Friar Zbigniew was a man of few words, but very active. He was fond of studying and had great love for the natural world, being a passionate ecologist. In the mission he  acted as an engineer, a worker, a medical doctor, a nurse, an architect and even as a brick-layer.  His generosity is still remembered in Pariacoto.

Michal  loved community life and attended to the day-to-day running of a community. He also educated the children and young people. He was patient, helpful, friendly and cheerful. He was liked by everyone and, as a consequence, the young attended Mass in great numbers. Shortly before his death there were over 200 young people in his group.
     
 Father Alessandro Dordi was an Italian priest whose work of evangelization with the poor also cost him his life at the hands of the Shining Path.

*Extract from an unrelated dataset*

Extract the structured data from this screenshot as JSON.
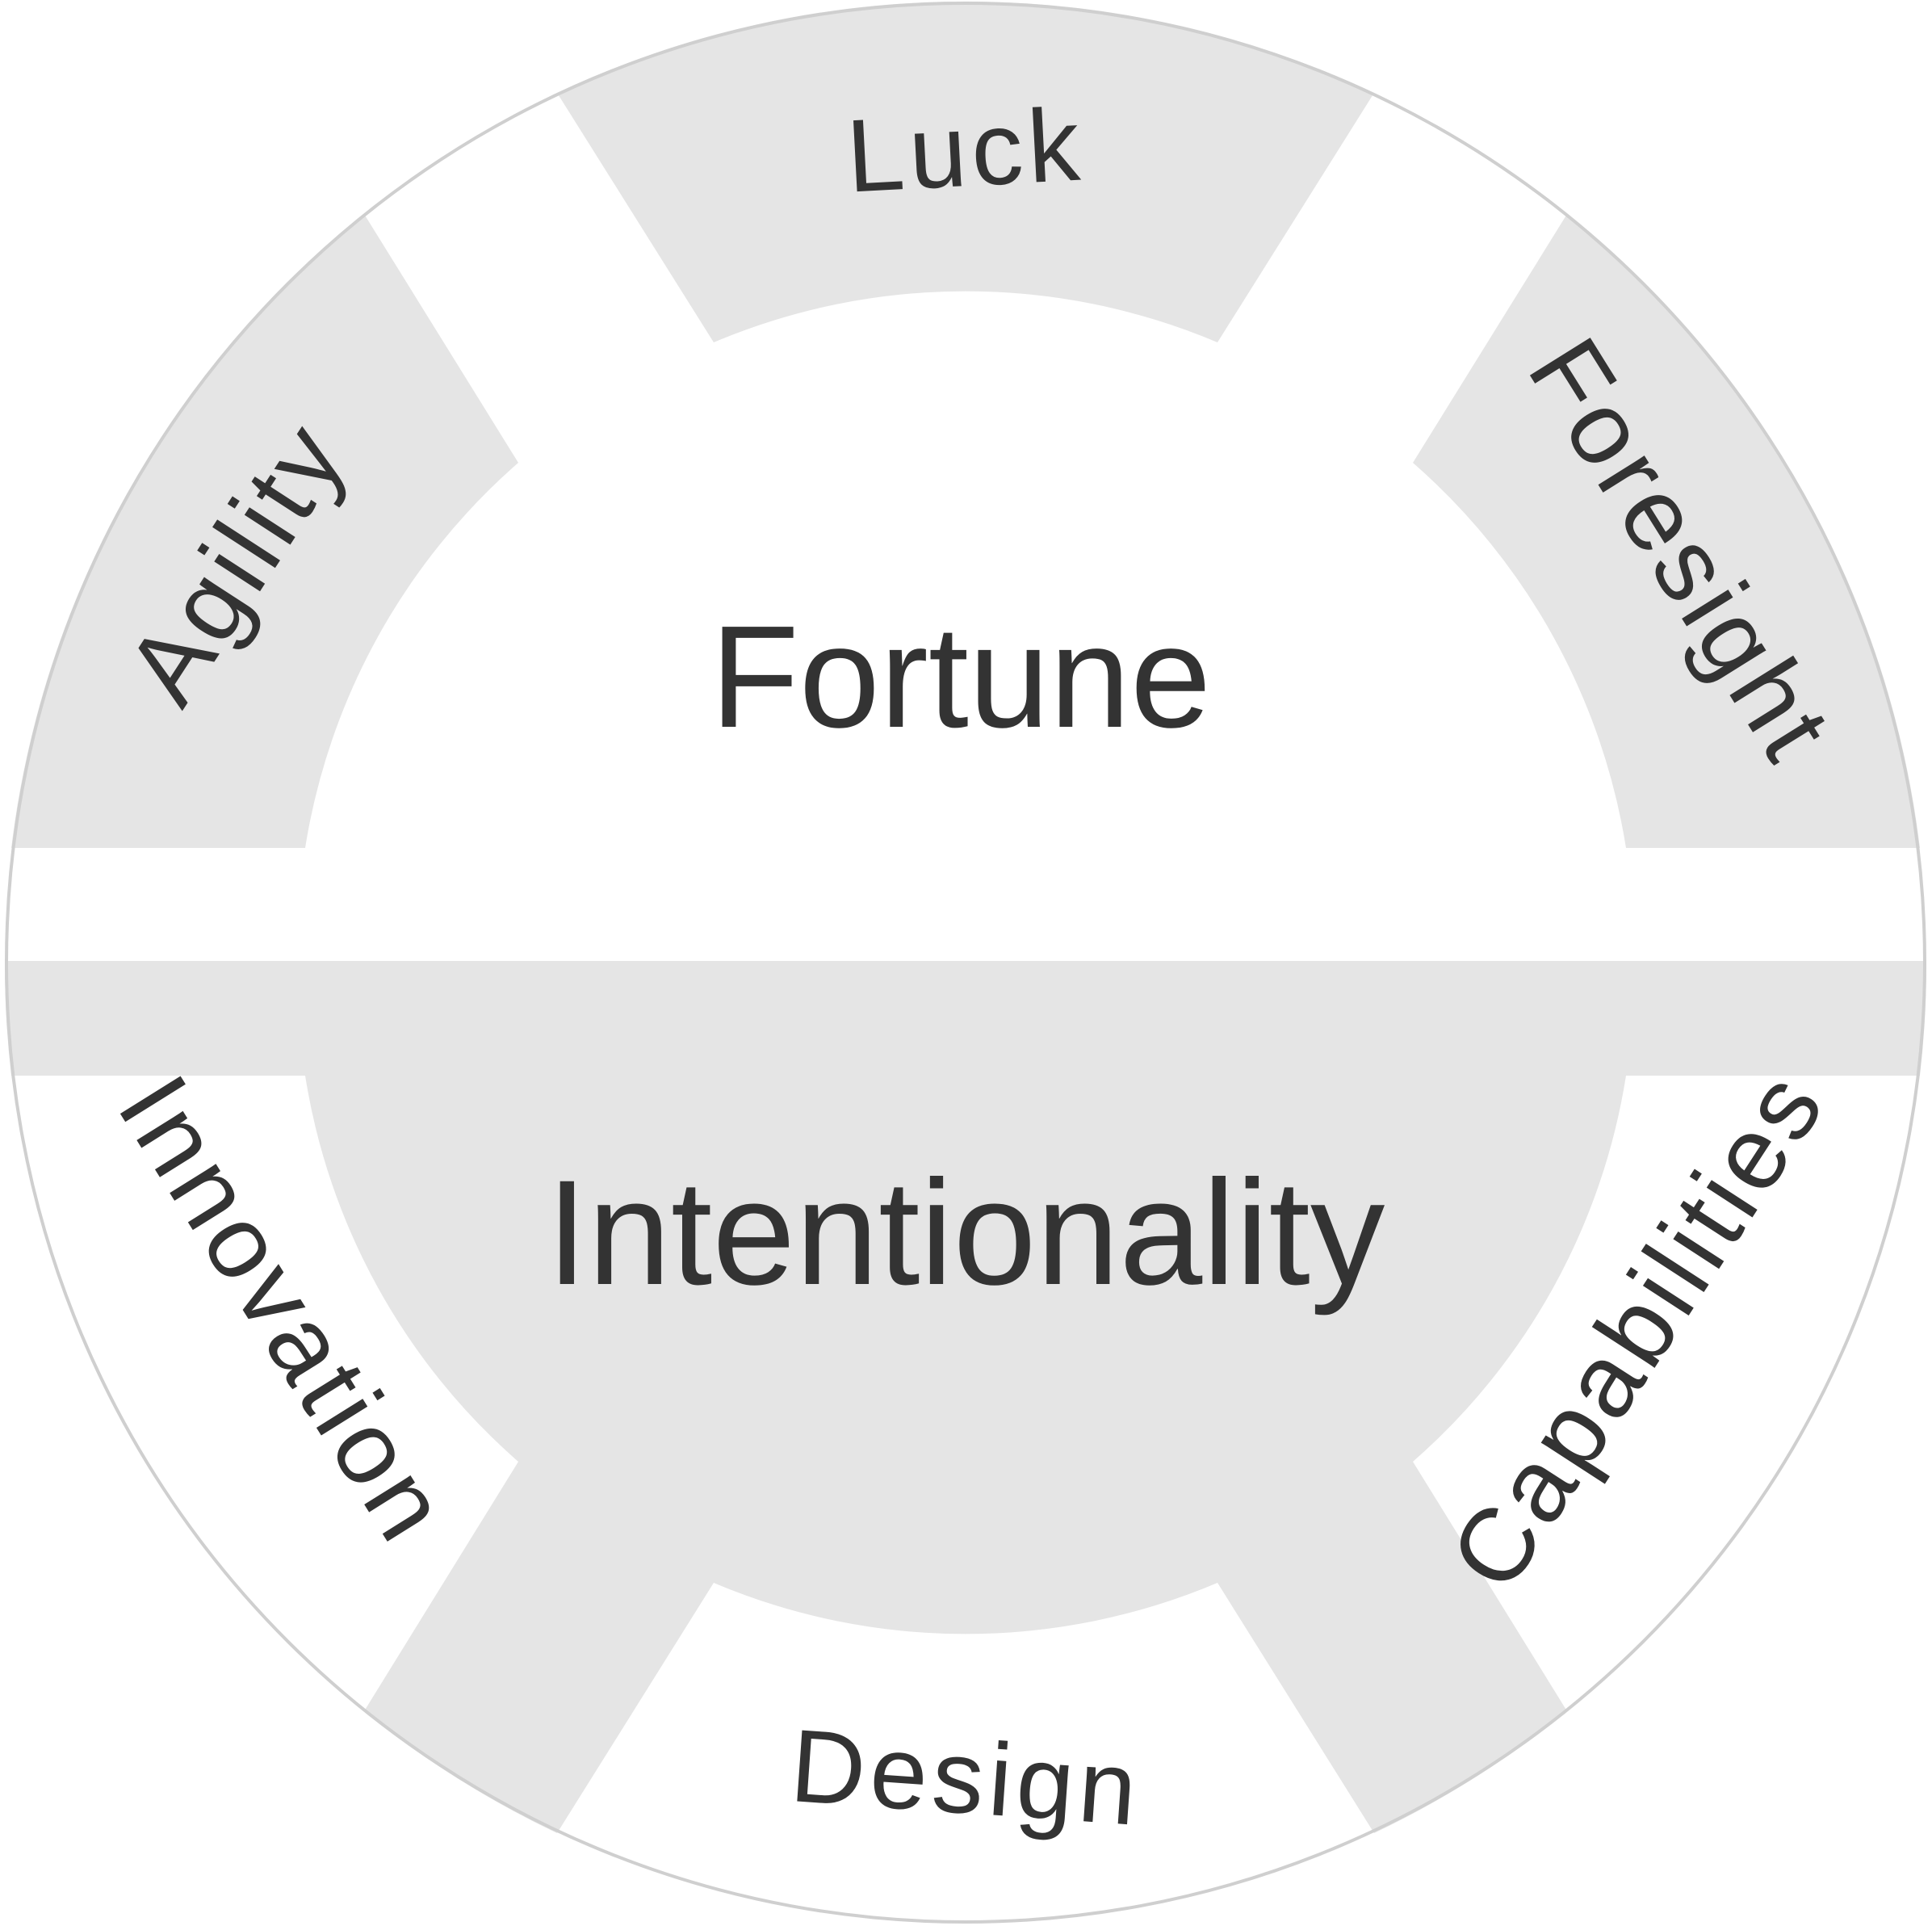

Fr. Sandro, as he was known, came to Peru in 1980, the year in which the Shinning Path launched its violent campaign to bring Communism to power in the country, killing thousands.  Today, the indigenous people still suffer the effect of that dreaded group. At the time, Peru was also experiencing a severe economic crisis.

Born in 1931 and ordained in the Italian city of Bergamo at the age of 23, Fr. Sandro fell in love with the people of Santa in Peru. He worked to increase literacy, defend the dignity of women, teach catechism, and built chapels and parish buildings. His work drew the ire of the Shining Path, which relied upon hatred and discord among the people in order to recruit and maintain power.

Father Sandro
In August 1991, Fr. Sandro learned of the killing of the Polish priests in a nearby town. In a letter to a priest friend, the future blessed wrote, “We are particularly anxious and concerned these days. You have certainly learned that the Shining Path killed two priests of the Diocese of Chimbote on August 9. They were two Polish Franciscans who worked in a valley like mine.”

He was riding in a pickup with two seminarians on his way to celebrate Mass when masked men from the Shining Path surrounded the vehicle and forced the two seminarians to get out. Fr. Sandro was shot three times and died.



May these new saints intercede for the People of Peru, that here be justice, hope and a deepening love of Christ.